El último informe PISA reveló unos resultados pésimos en la educación de los españoles, sobre todo en cuanto a la comprensión lectora. Los niños cada vez leen menos y peor. La lectura les aburre y prefieren pasar el rato jugando con la consola o el ordenador. Por eso, fomentar la lectura en nuestros hijos desde pequeños es fundamental para que a medida que crezcan, vayan descubriendo por sí mismos las ventajas de leer un buen libro
Leer desde bebés
Leer bien y comprender lo que se lee es la base de posteriores aprendizajes. La lectura se puede fomentar no sólo leyendo, sino interactuando con el niño, contándole un cuento, escuchándole cuando lee, comentando y trabajando el vocabulario…
Todos los niños tienen dotes para la lectura, si bien su capacidad natural viene determinada por su grado de madurez y su potencial biológico, sobre las que no se puede influir. Existen técnicas psicológicas que los padres pueden utilizar en casa para ayudar a sus hijos a leer más, disfrutar y ser proactivos en la lectura.
El interés por la lectura se puede inculcar desde pequeño. Existen en el mercado una gran variedad de libros para bebés, como los libros para el baño, sistemas multimedia de aprendizaje de la lectura, cuentos, libros para leer y colorear, libros sobre diversos temas e incluso revistas infantiles. Es importante que los libros estén al alcance de su mano, en el salón, en el baño, en su habitación.
Informe Pisa
España se sitúa en el puesto 31 en conocimiento científico entre los estudiantes de 15 años, con un resultado medio sólo un punto por encima al obtenido hace tres años (488 puntos en 2006, frente a 487 en 2003) y por debajo de la media de la OCDE (491 puntos). Es decir, el estudio relega a España a un mediocre puesto 31 entre los 57 países que participan en el informe.
Pero no sólo en ciencias suspenden los alumnos españoles. También retroceden en comprensión lectora –la que mide su capacidad para entender, usar y analizar textos que pueden encontrar tanto dentro como fuera de las aulas–. España obtiene 461 puntos, frente a los 492 de media de la OCDE, y ahora ocupa la posición 26, dos puestos más arriba que en 2003.

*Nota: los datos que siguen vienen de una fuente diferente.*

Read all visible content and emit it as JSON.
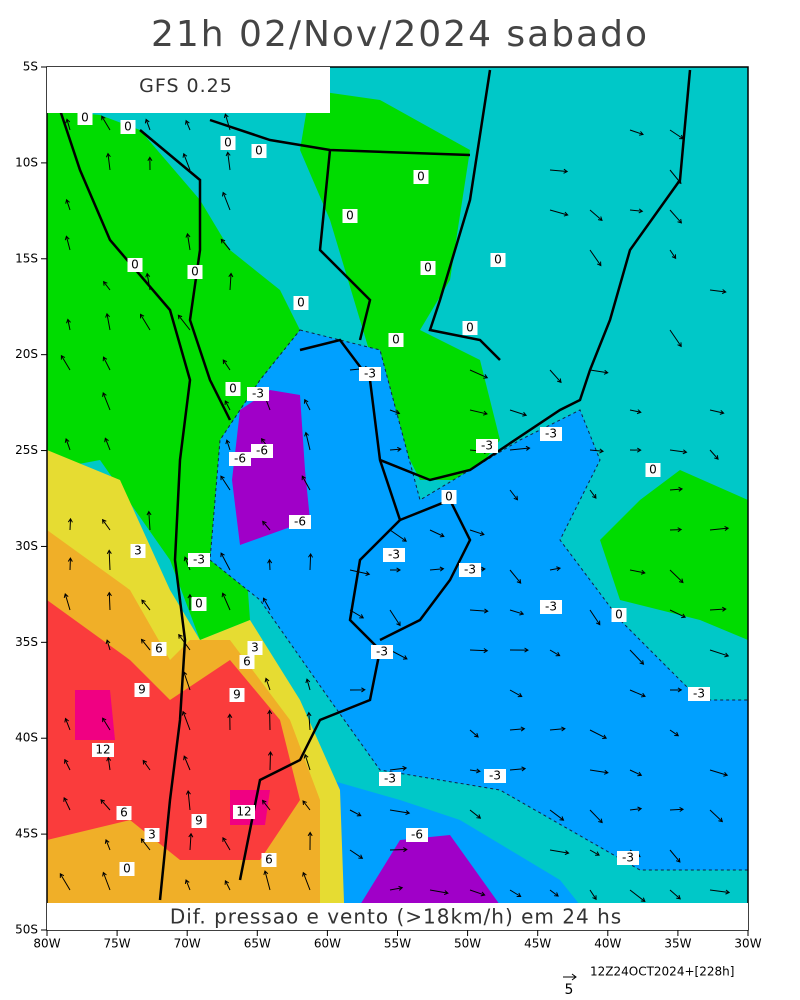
{
  "title": "21h 02/Nov/2024 sabado",
  "model": "GFS 0.25",
  "caption": "Dif. pressao e vento (>18km/h) em 24 hs",
  "footer": "12Z24OCT2024+[228h]",
  "vector_scale": "5",
  "lat_labels": [
    "5S",
    "10S",
    "15S",
    "20S",
    "25S",
    "30S",
    "35S",
    "40S",
    "45S",
    "50S"
  ],
  "lon_labels": [
    "80W",
    "75W",
    "70W",
    "65W",
    "60W",
    "55W",
    "50W",
    "45W",
    "40W",
    "35W",
    "30W"
  ],
  "contour_labels": [
    "0",
    "0",
    "0",
    "0",
    "0",
    "0",
    "0",
    "0",
    "0",
    "0",
    "0",
    "0",
    "0",
    "-3",
    "0",
    "-3",
    "-3",
    "-3",
    "-6",
    "-6",
    "0",
    "0",
    "-6",
    "3",
    "-3",
    "-3",
    "-3",
    "0",
    "-3",
    "0",
    "3",
    "6",
    "6",
    "-3",
    "9",
    "9",
    "-3",
    "12",
    "-3",
    "-3",
    "6",
    "9",
    "12",
    "3",
    "-6",
    "-3",
    "0",
    "6"
  ]
}
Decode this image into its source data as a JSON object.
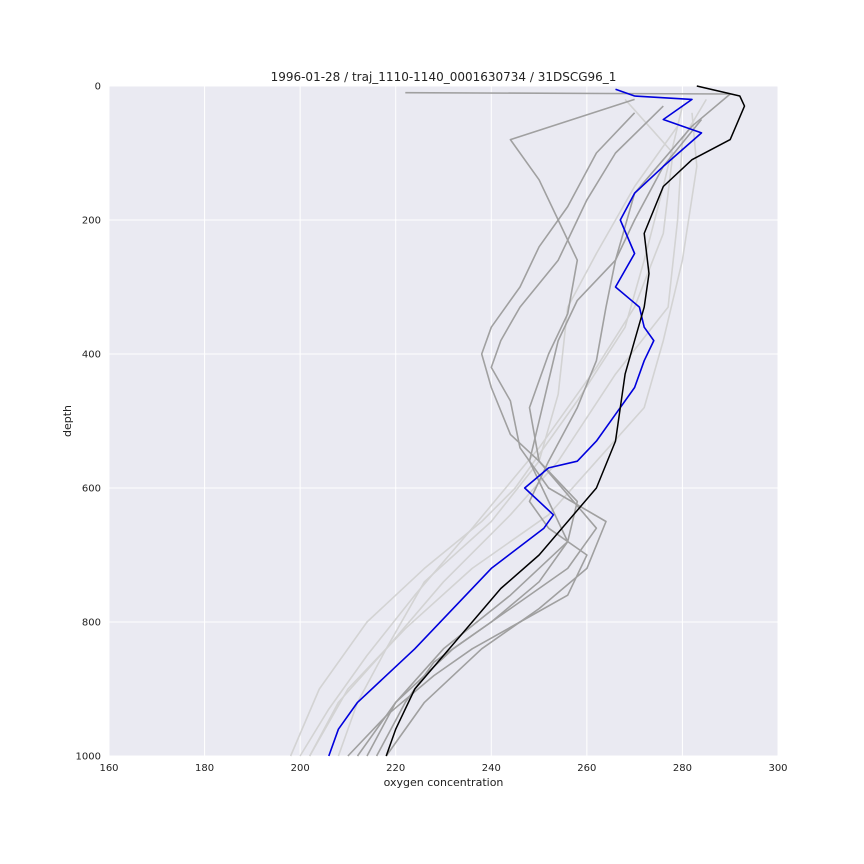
{
  "chart_data": {
    "type": "line",
    "title": "1996-01-28 / traj_1110-1140_0001630734 / 31DSCG96_1",
    "xlabel": "oxygen concentration",
    "ylabel": "depth",
    "xlim": [
      160,
      300
    ],
    "ylim": [
      1000,
      0
    ],
    "y_inverted": true,
    "x_ticks": [
      "160",
      "180",
      "200",
      "220",
      "240",
      "260",
      "280",
      "300"
    ],
    "y_ticks": [
      "0",
      "200",
      "400",
      "600",
      "800",
      "1000"
    ],
    "grid": true,
    "background": "#eaeaf2",
    "grid_color": "#ffffff",
    "series": [
      {
        "style": "light",
        "color": "#d3d3d3",
        "x": [
          268,
          278,
          276,
          270,
          262,
          250,
          236,
          224,
          214,
          206,
          200
        ],
        "y": [
          20,
          100,
          220,
          330,
          420,
          540,
          660,
          760,
          850,
          930,
          1000
        ]
      },
      {
        "style": "light",
        "color": "#d3d3d3",
        "x": [
          285,
          280,
          279,
          277,
          266,
          254,
          244,
          230,
          218,
          212,
          208
        ],
        "y": [
          20,
          80,
          200,
          330,
          430,
          560,
          640,
          740,
          840,
          920,
          1000
        ]
      },
      {
        "style": "light",
        "color": "#d3d3d3",
        "x": [
          282,
          283,
          280,
          276,
          272,
          262,
          252,
          236,
          222,
          210,
          202
        ],
        "y": [
          40,
          120,
          260,
          380,
          480,
          560,
          640,
          720,
          810,
          900,
          1000
        ]
      },
      {
        "style": "light",
        "color": "#d3d3d3",
        "x": [
          280,
          276,
          272,
          268,
          258,
          245,
          238,
          226,
          214,
          204,
          198
        ],
        "y": [
          30,
          150,
          260,
          360,
          470,
          600,
          650,
          720,
          800,
          900,
          1000
        ]
      },
      {
        "style": "light",
        "color": "#d3d3d3",
        "x": [
          279,
          270,
          262,
          256,
          254,
          250,
          240,
          226,
          218,
          208,
          202
        ],
        "y": [
          60,
          150,
          250,
          330,
          460,
          560,
          650,
          740,
          840,
          920,
          1000
        ]
      },
      {
        "style": "mid",
        "color": "#a0a0a0",
        "x": [
          222,
          290,
          282,
          270,
          266,
          264,
          262,
          258,
          252,
          248,
          252,
          260,
          256,
          246,
          236,
          228,
          218,
          210
        ],
        "y": [
          10,
          12,
          60,
          160,
          260,
          330,
          410,
          480,
          560,
          620,
          660,
          700,
          760,
          800,
          840,
          880,
          940,
          1000
        ]
      },
      {
        "style": "mid",
        "color": "#a0a0a0",
        "x": [
          270,
          262,
          256,
          250,
          246,
          240,
          238,
          240,
          244,
          250,
          258,
          256,
          244,
          230,
          220,
          212
        ],
        "y": [
          40,
          100,
          180,
          240,
          300,
          360,
          400,
          450,
          520,
          560,
          620,
          680,
          760,
          840,
          920,
          1000
        ]
      },
      {
        "style": "mid",
        "color": "#a0a0a0",
        "x": [
          270,
          244,
          250,
          254,
          258,
          256,
          252,
          248,
          250,
          262,
          256,
          244,
          232,
          220,
          214
        ],
        "y": [
          20,
          80,
          140,
          200,
          260,
          340,
          400,
          480,
          560,
          660,
          720,
          780,
          840,
          920,
          1000
        ]
      },
      {
        "style": "mid",
        "color": "#a0a0a0",
        "x": [
          276,
          266,
          260,
          254,
          246,
          242,
          240,
          244,
          246,
          252,
          264,
          260,
          250,
          238,
          226,
          218
        ],
        "y": [
          30,
          100,
          170,
          260,
          330,
          380,
          420,
          470,
          540,
          600,
          650,
          720,
          780,
          840,
          920,
          1000
        ]
      },
      {
        "style": "mid",
        "color": "#a0a0a0",
        "x": [
          284,
          276,
          270,
          266,
          258,
          254,
          252,
          250,
          248,
          252,
          256,
          250,
          240,
          228,
          222,
          216
        ],
        "y": [
          50,
          120,
          200,
          260,
          320,
          380,
          440,
          500,
          560,
          620,
          680,
          740,
          800,
          860,
          920,
          1000
        ]
      },
      {
        "style": "highlight",
        "color": "#0000dd",
        "x": [
          266,
          270,
          282,
          276,
          284,
          276,
          270,
          267,
          270,
          266,
          271,
          272,
          274,
          272,
          270,
          266,
          262,
          258,
          252,
          247,
          253,
          251,
          240,
          232,
          224,
          218,
          212,
          208,
          206
        ],
        "y": [
          5,
          15,
          20,
          50,
          70,
          120,
          160,
          200,
          250,
          300,
          330,
          360,
          380,
          410,
          450,
          490,
          530,
          560,
          570,
          600,
          640,
          660,
          720,
          780,
          840,
          880,
          920,
          960,
          1000
        ]
      },
      {
        "style": "main",
        "color": "#000000",
        "x": [
          283,
          292,
          293,
          290,
          282,
          276,
          272,
          273,
          272,
          270,
          268,
          266,
          262,
          250,
          242,
          236,
          230,
          224,
          220,
          218
        ],
        "y": [
          0,
          15,
          30,
          80,
          110,
          150,
          220,
          280,
          330,
          380,
          430,
          530,
          600,
          700,
          750,
          800,
          850,
          900,
          960,
          1000
        ]
      }
    ]
  }
}
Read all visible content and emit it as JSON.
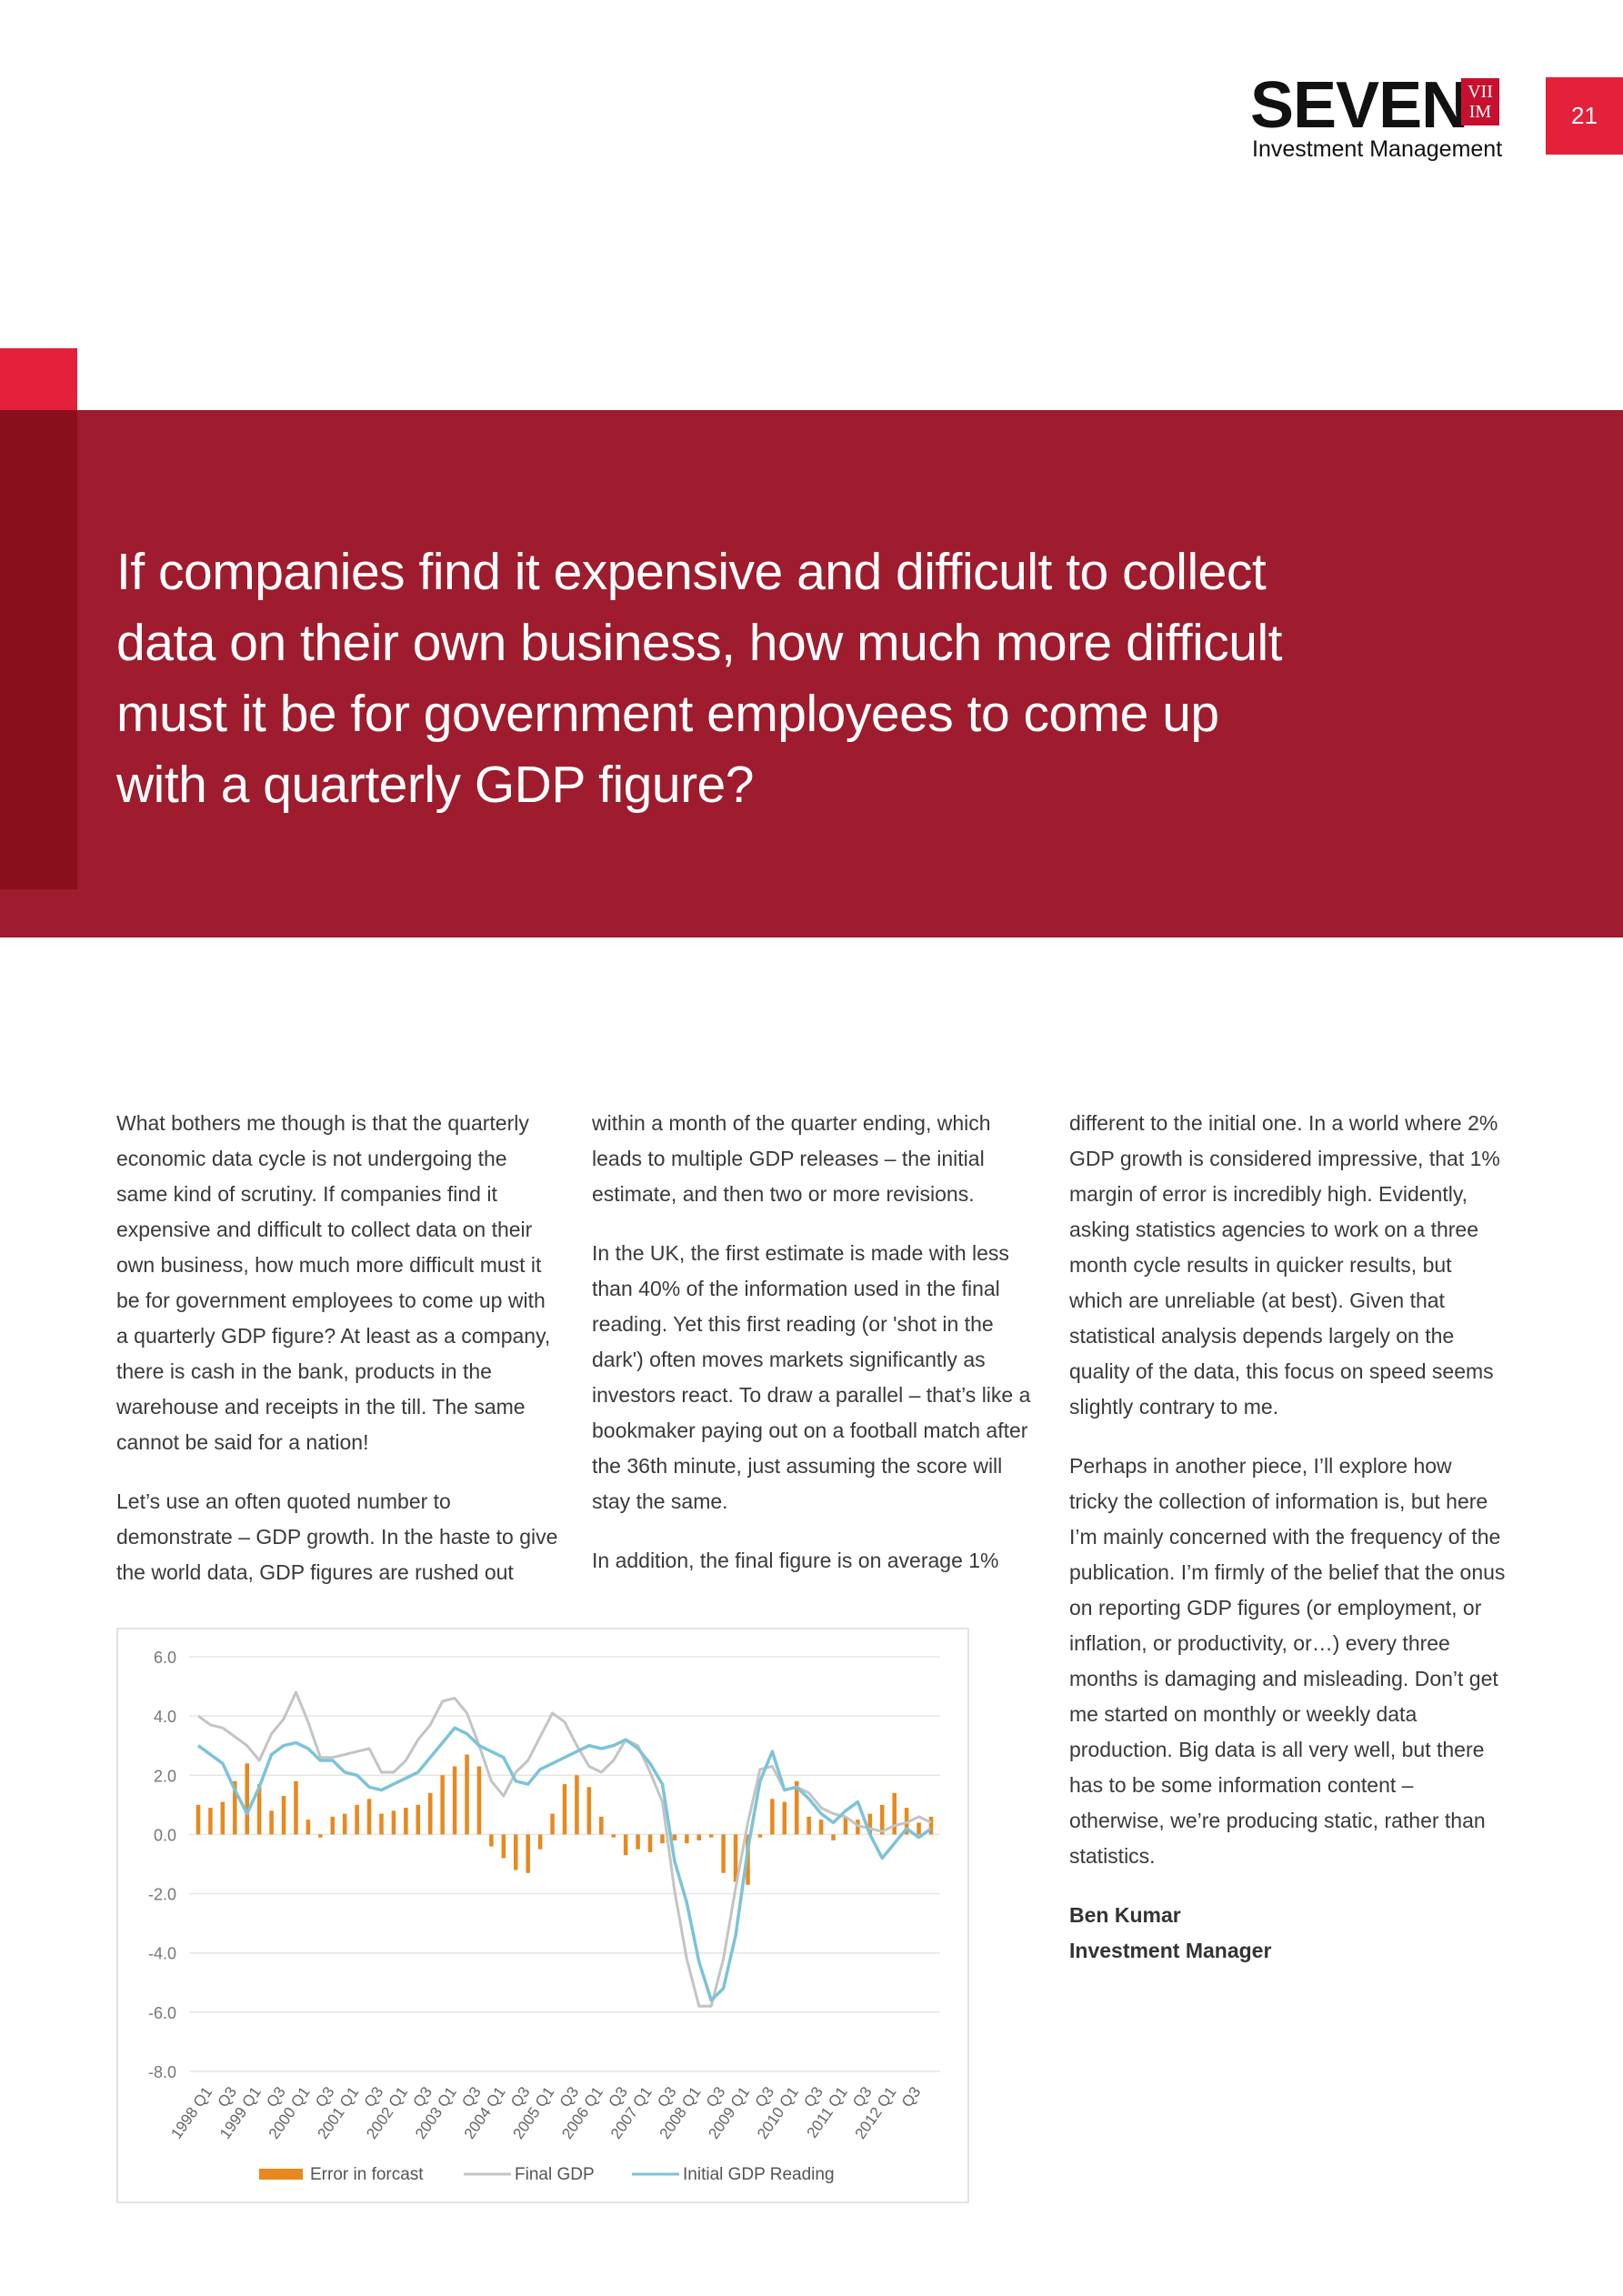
{
  "header": {
    "logo_word": "SEVEN",
    "logo_mark_top": "VII",
    "logo_mark_bottom": "IM",
    "logo_sub": "Investment Management",
    "page_number": "21",
    "brand_color": "#e4203a"
  },
  "banner": {
    "quote": "If companies find it expensive and difficult to collect data on their own business, how much more difficult must it be for government employees to come up with a quarterly GDP figure?",
    "background_color": "#9e1c2d"
  },
  "article": {
    "col1": [
      "What bothers me though is that the quarterly economic data cycle is not undergoing the same kind of scrutiny. If companies find it expensive and difficult to collect data on their own business, how much more difficult must it be for government employees to come up with a quarterly GDP figure? At least as a company, there is cash in the bank, products in the warehouse and receipts in the till. The same cannot be said for a nation!",
      "Let’s use an often quoted number to demonstrate – GDP growth. In the haste to give the world data, GDP figures are rushed out"
    ],
    "col2": [
      "within a month of the quarter ending, which leads to multiple GDP releases – the initial estimate, and then two or more revisions.",
      "In the UK, the first estimate is made with less than 40% of the information used in the final reading. Yet this first reading (or 'shot in the dark') often moves markets significantly as investors react. To draw a parallel – that’s like a bookmaker paying out on a football match after the 36th minute, just assuming the score will stay the same.",
      "In addition, the final figure is on average 1%"
    ],
    "col3": [
      "different to the initial one. In a world where 2% GDP growth is considered impressive, that 1% margin of error is incredibly high. Evidently, asking statistics agencies to work on a three month cycle results in quicker results, but which are unreliable (at best). Given that statistical analysis depends largely on the quality of the data, this focus on speed seems slightly contrary to me.",
      "Perhaps in another piece, I’ll explore how tricky the collection of information is, but here I’m mainly concerned with the frequency of the publication. I’m firmly of the belief that the onus on reporting GDP figures (or employment, or inflation, or productivity, or…) every three months is damaging and misleading. Don’t get me started on monthly or weekly data production. Big data is all very well, but there has to be some information content – otherwise, we’re producing static, rather than statistics."
    ],
    "author_name": "Ben Kumar",
    "author_title": "Investment Manager"
  },
  "chart_data": {
    "type": "bar",
    "title": "",
    "xlabel": "",
    "ylabel": "",
    "ylim": [
      -8.0,
      6.0
    ],
    "yticks": [
      "6.0",
      "4.0",
      "2.0",
      "0.0",
      "-2.0",
      "-4.0",
      "-6.0",
      "-8.0"
    ],
    "ytick_values": [
      6,
      4,
      2,
      0,
      -2,
      -4,
      -6,
      -8
    ],
    "grid": true,
    "legend_placement": "bottom",
    "x_tick_labels": [
      "1998 Q1",
      "Q3",
      "1999 Q1",
      "Q3",
      "2000 Q1",
      "Q3",
      "2001 Q1",
      "Q3",
      "2002 Q1",
      "Q3",
      "2003 Q1",
      "Q3",
      "2004 Q1",
      "Q3",
      "2005 Q1",
      "Q3",
      "2006 Q1",
      "Q3",
      "2007 Q1",
      "Q3",
      "2008 Q1",
      "Q3",
      "2009 Q1",
      "Q3",
      "2010 Q1",
      "Q3",
      "2011 Q1",
      "Q3",
      "2012 Q1",
      "Q3"
    ],
    "series": [
      {
        "name": "Error in forcast",
        "kind": "bar",
        "color": "#e8891e",
        "values": [
          1.0,
          0.9,
          1.1,
          1.8,
          2.4,
          1.7,
          0.8,
          1.3,
          1.8,
          0.5,
          -0.1,
          0.6,
          0.7,
          1.0,
          1.2,
          0.7,
          0.8,
          0.9,
          1.0,
          1.4,
          2.0,
          2.3,
          2.7,
          2.3,
          -0.4,
          -0.8,
          -1.2,
          -1.3,
          -0.5,
          0.7,
          1.7,
          2.0,
          1.6,
          0.6,
          -0.1,
          -0.7,
          -0.5,
          -0.6,
          -0.3,
          -0.2,
          -0.3,
          -0.2,
          -0.1,
          -1.3,
          -1.6,
          -1.7,
          -0.1,
          1.2,
          1.1,
          1.8,
          0.6,
          0.5,
          -0.2,
          0.6,
          0.5,
          0.7,
          1.0,
          1.4,
          0.9,
          0.4,
          0.6
        ]
      },
      {
        "name": "Final GDP",
        "kind": "line",
        "color": "#c4c4c4",
        "values": [
          4.0,
          3.7,
          3.6,
          3.3,
          3.0,
          2.5,
          3.4,
          3.9,
          4.8,
          3.8,
          2.6,
          2.6,
          2.7,
          2.8,
          2.9,
          2.1,
          2.1,
          2.5,
          3.2,
          3.7,
          4.5,
          4.6,
          4.1,
          3.0,
          1.8,
          1.3,
          2.1,
          2.5,
          3.3,
          4.1,
          3.8,
          3.0,
          2.3,
          2.1,
          2.5,
          3.2,
          3.0,
          2.1,
          1.1,
          -1.9,
          -4.2,
          -5.8,
          -5.8,
          -4.2,
          -1.8,
          0.4,
          2.2,
          2.3,
          1.5,
          1.6,
          1.4,
          0.9,
          0.7,
          0.6,
          0.3,
          0.2,
          0.1,
          0.3,
          0.4,
          0.6,
          0.4
        ]
      },
      {
        "name": "Initial GDP Reading",
        "kind": "line",
        "color": "#7cc3d8",
        "values": [
          3.0,
          2.7,
          2.4,
          1.5,
          0.7,
          1.6,
          2.7,
          3.0,
          3.1,
          2.9,
          2.5,
          2.5,
          2.1,
          2.0,
          1.6,
          1.5,
          1.7,
          1.9,
          2.1,
          2.6,
          3.1,
          3.6,
          3.4,
          3.0,
          2.8,
          2.6,
          1.8,
          1.7,
          2.2,
          2.4,
          2.6,
          2.8,
          3.0,
          2.9,
          3.0,
          3.2,
          2.9,
          2.4,
          1.7,
          -0.9,
          -2.3,
          -4.3,
          -5.6,
          -5.2,
          -3.4,
          -0.5,
          1.8,
          2.8,
          1.5,
          1.6,
          1.2,
          0.7,
          0.4,
          0.8,
          1.1,
          0.0,
          -0.8,
          -0.3,
          0.2,
          -0.1,
          0.2
        ]
      }
    ]
  }
}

Una situación inquietante que requiere un cambio en el sistema de educación de España.
Un tipo de libro para cada edad
Lo más importante a la hora de comprar un libro a un niño es adecuar el contenido a la edad. Un libro demasiado complicado le resultará pesado de leer y lo acabará dejando; mientras que uno muy sencillo le aburrirá.
Lara Toro, editora de La Galera, nos da las claves para acertar con la compra:
En primer lugar, hay que tener en cuenta su edad. Durante los tres primeros años de vida son convenientes los libros de escenas cotidianas que le permitan adquirir vocabulario. Este tipo de libros suele ser resistente (contra colados, acolchados, de plástico y de ropa, etc.) y con ilustraciones y ausencia de texto.
A medida que el niño crece, texto e ilustración se van equilibrando progresivamente. A partir de los 10 años comienza la “edad de oro” de los lectores. Es cuando triunfan las series de aventuras, de misterio, de brujas con poderes sobrenaturales, etc.
Pero, además de su edad, es importante saber en qué momento de aprendizaje de la lectura y la escritura se encuentra. Hay que resaltar que cada niño tiene su ritmo.
Otros criterios que se deben tener en cuenta son autores de prestigio, ilustraciones, diseño y presentación, etc.
“Cada vez hay más librerías especializadas en literatura infantil y juvenil- explica Lara Toro- y las personas que las llevan son muy buenas prescriptoras. Por esta razón, aconsejo escuchar a los libreros. También es importante estar al día de lo que tiene más éxito y dejar a nuestros hijos que den su opinión, familiarizándoles con los libros y las librerías. Y, sobre todo, pensar en cuáles son sus gustos y preferencias temáticas una vez que vayamos a comprarle un libro”.